The Arirang 3 attached to the rocket
Korea successfully launched its third multipurpose practical satellite on May 18 at 1:39 a.m. from the Tanegashima Space Center in Japan.

"The Arirang 3 has deployed its solar panels, and begun operations in earnest, communicating with a ground station," announced the Ministry of Education, Science and Technology and Korea Aerospace Research Institute (KARI) on May 18 in an official statement about the successful launch of the satellite.

The Arirang 3 was contained in the rocket H2A which also carried three Japanese satellites. Among the four satellites in the rocket, the Arirang 3 was the first to separate from the rocket, at an altitude of 676.35 kilometers over the ocean southeast of the Philippines. After it separated, it began a five-minute procedure to deploy its three solar panels and at 2:18 a.m. successfully made contact with the satellite ground station Trollsat. Its second contact was made with the Svalbard Satellite Station in Norway.

The satellite is in orbit 685 kilometers above the Earth's surface. It will complete one orbit around the Earth every 98 minutes, which is 14 times a day.

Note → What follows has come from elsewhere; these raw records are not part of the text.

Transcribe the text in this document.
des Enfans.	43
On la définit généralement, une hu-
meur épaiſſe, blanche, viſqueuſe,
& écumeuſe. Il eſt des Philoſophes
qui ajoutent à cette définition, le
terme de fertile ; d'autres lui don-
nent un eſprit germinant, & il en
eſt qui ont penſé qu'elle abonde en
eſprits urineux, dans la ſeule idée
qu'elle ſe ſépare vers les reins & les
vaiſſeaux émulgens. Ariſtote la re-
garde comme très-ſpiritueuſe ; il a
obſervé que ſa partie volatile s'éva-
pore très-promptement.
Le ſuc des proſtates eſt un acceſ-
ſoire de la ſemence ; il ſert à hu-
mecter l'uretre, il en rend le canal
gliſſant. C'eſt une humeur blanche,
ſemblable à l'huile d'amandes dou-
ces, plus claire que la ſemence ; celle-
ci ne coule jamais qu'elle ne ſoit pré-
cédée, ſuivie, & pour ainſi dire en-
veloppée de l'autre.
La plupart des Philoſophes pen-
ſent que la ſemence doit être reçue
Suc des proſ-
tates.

The satellite is equipped with an optical camera with a resolution of 70 centimeters, which is the highest current resolution for civilian cameras used in observing environmental, meteorological, and maritime phenomena. If taking a black-and-white picture, the satellite camera recognizes objects of 70 by 70 centimeters as one dot, explains KARI At that level, it can be used for identifying types of vehicles or direction marks on a road. (The Arirang 3 attached to the rocket, photo courtesy of the Ministry of Strategy and Finance.)

The Arirang 3 will observe the Earth including the Korean Peninsula for the next four years, enabling Korea to make 3-dimensional maps and survey damage or monitor situations in the event of natural disasters.

Thanks to the successful launch of the Arirang 3, Korea became the fifth country that possesses a sub-meter-level Earth-observing satellite following the U.S., Russia, France, and Israel.

The development project of the Arirang 3 began in 2004, co-supported by the Ministry of Education, Science and Technology and the Ministry of Knowledge Economy along with the participation of related companies such as Korea Aerospace Industries, Korean Air, Hanwha, and Doowon Heavy Industrial.

Currently, Korea operates three satellites including the multipurpose satellites Arirang 2 and 3, and the communications, ocean, and meteorological satellite Cheollian, along with privately operated satellites the Mugunghwa-5, Olleh 1, and Hanbyul.